The National Information Technology Development Agency (NITDA), the World Bank and the World Trade Organisation (WTO) have teamed up to accelerate diversification through industrialisation and digital trade.
This was made known when the DG of NITDA, Kashifu Inuwa, played host to a delegation from the World Bank and the WTO, led by Mr Aleksandar Stojanov at the agency's corporate headquarters in Abuja yesterday.
The meeting was centered on fostering deep collaboration between the two organisations to enhance digital trade, cross-border data services and sharing ideas on developing regulatory policies that would accelerate economic growth through technological innovations.

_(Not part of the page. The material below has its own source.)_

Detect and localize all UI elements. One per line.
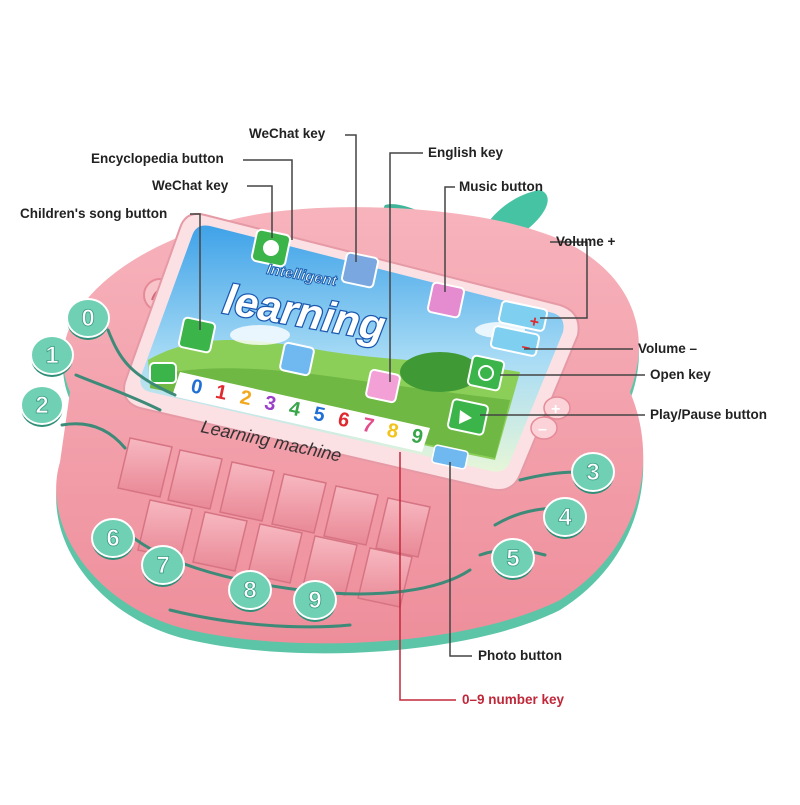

Speaking on the agency's move to review most of its regulations, Inuwa said: "We started with recrafting our Strategic Roadmap and Action Plan 2.0 for 2024-2027 which has eight strategic pillars, among which is Strengthening Policy Implementation and Legal Framework, and what we need to put in place to make sure we create an enabling environment for the digital economy and digital trade."
He highlighted key regulatory advancements and revealed that NITDA was at an advanced stage of establishing a National Public Key Infrastructure (PKI) which would underpin the nation's electronic signature framework.
He further said, "The EU just developed a Cyber Resilience Act which covers all these software and hardware testing issues so we can also have one instrument that can look at the cyber resilience, the software, hardware, firmware issues and even the national cyber security architecture could be part of that."
He expressed the agency's willingness to collaborate with individuals, organisations and experts to refine and implement all these strategic initiatives in optimising Nigeria's digital landscape.
In his earlier address, Mr Stojanov shared their initial findings from the digital trade regulatory gap analysis conducted by the World Bank on the continent, particularly in Nigeria, and how regulations could play a critical role in enhancing it.